Identification of the current “headline” best H0 distance determinations, by methods involving astrophysical objects, is a somewhat subjective business. However, most such lists are likely to include the following, including the likely update paths:

  • Megamasers: 68.0 ± 4.8 km s−1 Mpc−1 [24]. Further progress will be made by identification and monitoring of additional targets, since the systematics are likely to be well controlled using this method.

  • Gravitational lenses: \(73.1_{- 3.6}^{+ 2.4}\,{\rm{km}}\,{{\rm{s}}^{- 1}}\,{\rm{Mp}}{{\rm{c}}^{- 1}}\) [206] (best determination with systematics controlled, two lenses), 69±6/4 km s−1 Mpc−1 [194] (18 lenses, but errors from range of free-form modelling). Progress is likely by careful control of systematics to do with the lens mass model and the surroundings in further objects; a programme (H0LiCOW [204]) is beginning with precisely this objective.

  • Cepheid studies: 72.0±3.0 km s−1 Mpc−1 [174] with corrected NGC 4258 distance from [100]; 75.7± 2.6 km s−1 Mpc−1 (parallax of Galactic Cepheids) and 74.3± 2.1 km s−1 Mpc−1 (mid-IR observations) [69]. The Carnegie Cepheid programme is continuing IR observations which should significantly reduce systematics of the method.

In parallel with these developments, the Planck satellite has given us much improved constraints on H0 in combination with other cosmological parameters. The headline H0 determinations are all from Planck in combination with other information, and are:

  • For a flat-by-fiat Universe, H0 = 67.3 ± 1.2 km s−1 Mpc−1 [2] from Planck.

  • For a Universe free to curve, H0 = 68.4 ± 1.0 km s−1 Mpc−1 [2] using Planck together with BAO data.

  • Local BAO measurements: H0 = 67.0±3.2 km s−1 Mpc−1 [15] using only the well-determined Ωmh2 from the CMB, but independent of other cosmology [15, 19, 6, 148].

There is thus a mild tension between some (but not all) of the astrophysical measurements and the cosmological inferences. There are several ways of looking at this. The first is that a 2.5-σ discrepancy is nothing to be afraid of, and indeed is a relief after some of the clumped distributions of published measurements in the past. The second is that one or more methods are now systematics-limited; in other words, the subject is limited by accuracy rather than precision, and that careful attention to underestimated systematics will cause the values to converge in the next few years.

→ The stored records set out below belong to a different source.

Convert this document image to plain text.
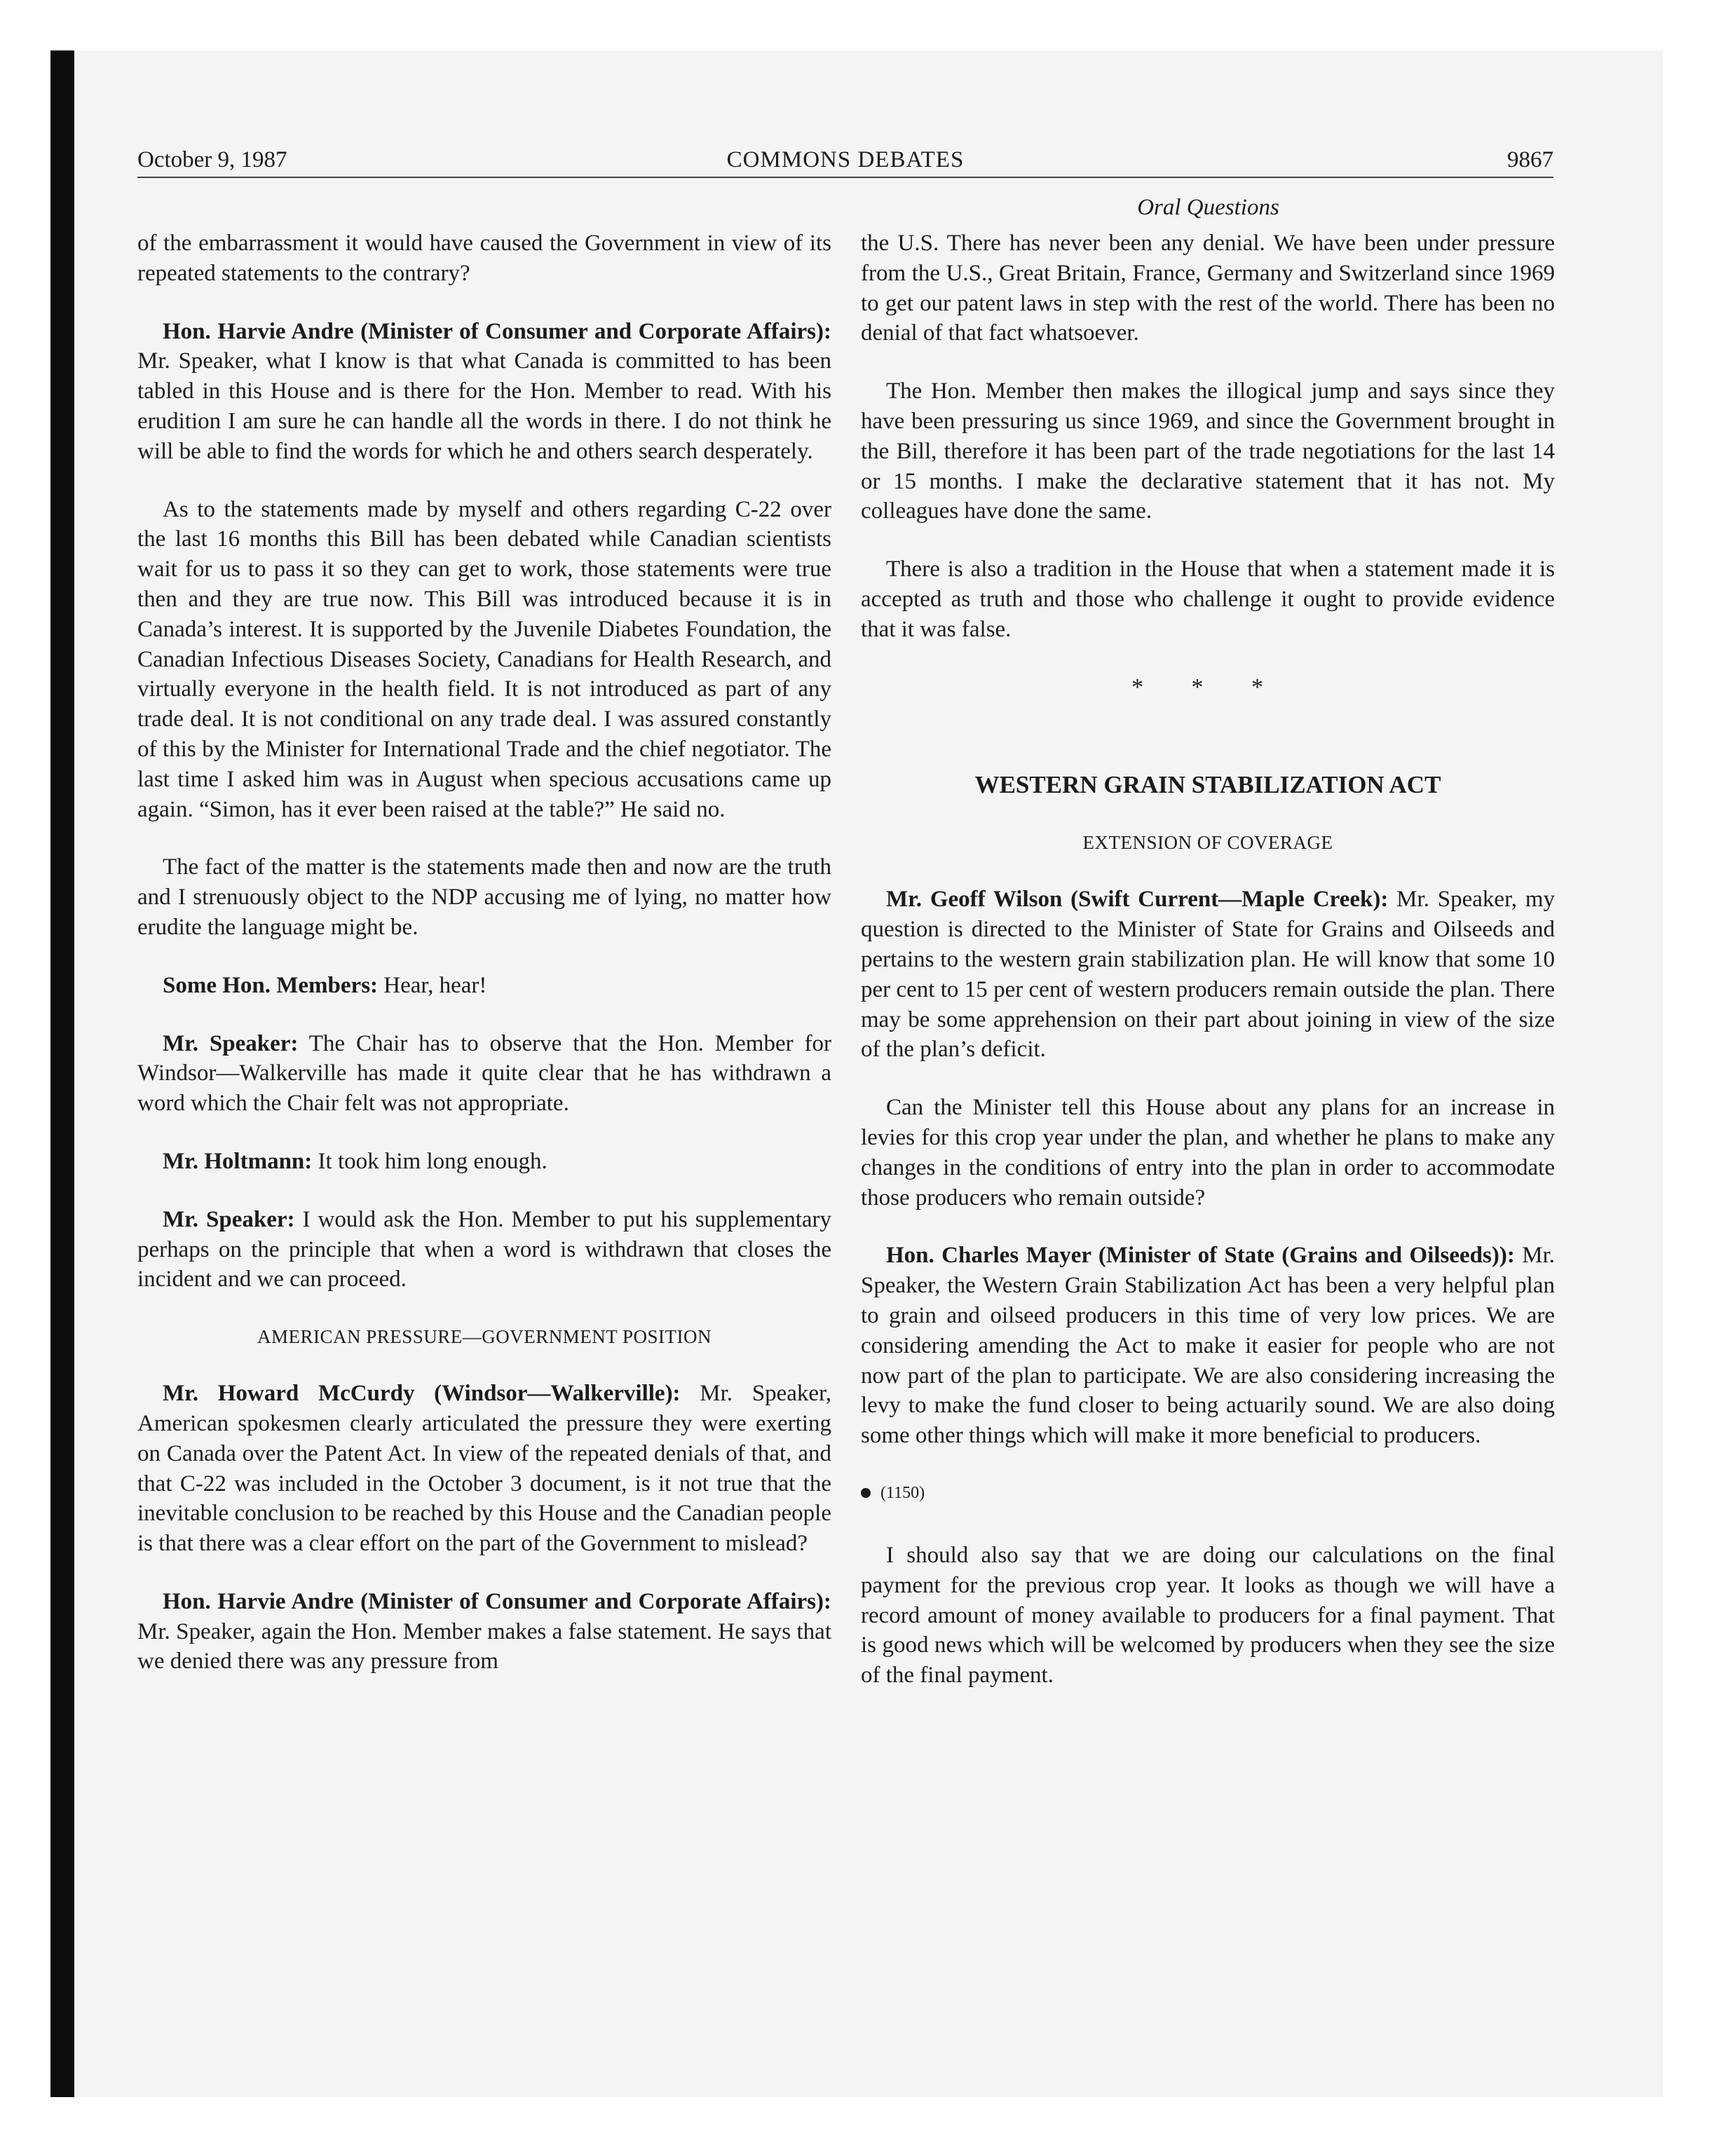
October 9, 1987	COMMONS DEBATES	9867
Oral Questions

of the embarrassment it would have caused the Government in view of its repeated statements to the contrary?

Hon. Harvie Andre (Minister of Consumer and Corporate Affairs): Mr. Speaker, what I know is that what Canada is committed to has been tabled in this House and is there for the Hon. Member to read. With his erudition I am sure he can handle all the words in there. I do not think he will be able to find the words for which he and others search desperately.

As to the statements made by myself and others regarding C-22 over the last 16 months this Bill has been debated while Canadian scientists wait for us to pass it so they can get to work, those statements were true then and they are true now. This Bill was introduced because it is in Canada’s interest. It is supported by the Juvenile Diabetes Foundation, the Canadian Infectious Diseases Society, Canadians for Health Research, and virtually everyone in the health field. It is not introduced as part of any trade deal. It is not conditional on any trade deal. I was assured constantly of this by the Minister for International Trade and the chief negotiator. The last time I asked him was in August when specious accusations came up again. “Simon, has it ever been raised at the table?” He said no.

The fact of the matter is the statements made then and now are the truth and I strenuously object to the NDP accusing me of lying, no matter how erudite the language might be.

Some Hon. Members: Hear, hear!

Mr. Speaker: The Chair has to observe that the Hon. Member for Windsor—Walkerville has made it quite clear that he has withdrawn a word which the Chair felt was not appropriate.

Mr. Holtmann: It took him long enough.

Mr. Speaker: I would ask the Hon. Member to put his supplementary perhaps on the principle that when a word is withdrawn that closes the incident and we can proceed.

AMERICAN PRESSURE—GOVERNMENT POSITION

Mr. Howard McCurdy (Windsor—Walkerville): Mr. Speaker, American spokesmen clearly articulated the pressure they were exerting on Canada over the Patent Act. In view of the repeated denials of that, and that C-22 was included in the October 3 document, is it not true that the inevitable conclusion to be reached by this House and the Canadian people is that there was a clear effort on the part of the Government to mislead?

Hon. Harvie Andre (Minister of Consumer and Corporate Affairs): Mr. Speaker, again the Hon. Member makes a false statement. He says that we denied there was any pressure from

the U.S. There has never been any denial. We have been under pressure from the U.S., Great Britain, France, Germany and Switzerland since 1969 to get our patent laws in step with the rest of the world. There has been no denial of that fact whatsoever.

The Hon. Member then makes the illogical jump and says since they have been pressuring us since 1969, and since the Government brought in the Bill, therefore it has been part of the trade negotiations for the last 14 or 15 months. I make the declarative statement that it has not. My colleagues have done the same.

There is also a tradition in the House that when a statement made it is accepted as truth and those who challenge it ought to provide evidence that it was false.

* * *
WESTERN GRAIN STABILIZATION ACT
EXTENSION OF COVERAGE

Mr. Geoff Wilson (Swift Current—Maple Creek): Mr. Speaker, my question is directed to the Minister of State for Grains and Oilseeds and pertains to the western grain stabilization plan. He will know that some 10 per cent to 15 per cent of western producers remain outside the plan. There may be some apprehension on their part about joining in view of the size of the plan’s deficit.

Can the Minister tell this House about any plans for an increase in levies for this crop year under the plan, and whether he plans to make any changes in the conditions of entry into the plan in order to accommodate those producers who remain outside?

Hon. Charles Mayer (Minister of State (Grains and Oilseeds)): Mr. Speaker, the Western Grain Stabilization Act has been a very helpful plan to grain and oilseed producers in this time of very low prices. We are considering amending the Act to make it easier for people who are not now part of the plan to participate. We are also considering increasing the levy to make the fund closer to being actuarily sound. We are also doing some other things which will make it more beneficial to producers.

(1150)

I should also say that we are doing our calculations on the final payment for the previous crop year. It looks as though we will have a record amount of money available to producers for a final payment. That is good news which will be welcomed by producers when they see the size of the final payment.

Third, it is possible that new physics is involved beyond the variation of the dark energy index w. This new physics could, for example, involve the number of relativistic degrees of freedom being greater than the standard value of 3.05, corresponding to three active neutrino contributions [2]; or a scenario in which we are living in a local bubble with a different H0 [130]. Most instincts would dictate taking these possibilities in this order, unless all of the high-quality astrophysical H0 values differed from the cosmological ones.

The argument can be turned around, by observing that independent determinations of H0 can be fed in as constraints to unlock a series of accurate measurements of other cosmological parameters such as w. This point has been made a number of times, in particular by Hu [91], Linder [126] and Suyu et al. [207]; the dark energy figure of merit, which measures the Pρ dependence of dark energy and its redshift evolution, can be be improved by large factors using such independent measurements. Such measurements are usually extremely cheap in observing time (and financially) compared to other dark energy programmes. They will, however, require 1% determinations of H0, given the current state of play in cosmology. This is not impossible, and should be reachable with care quite soon.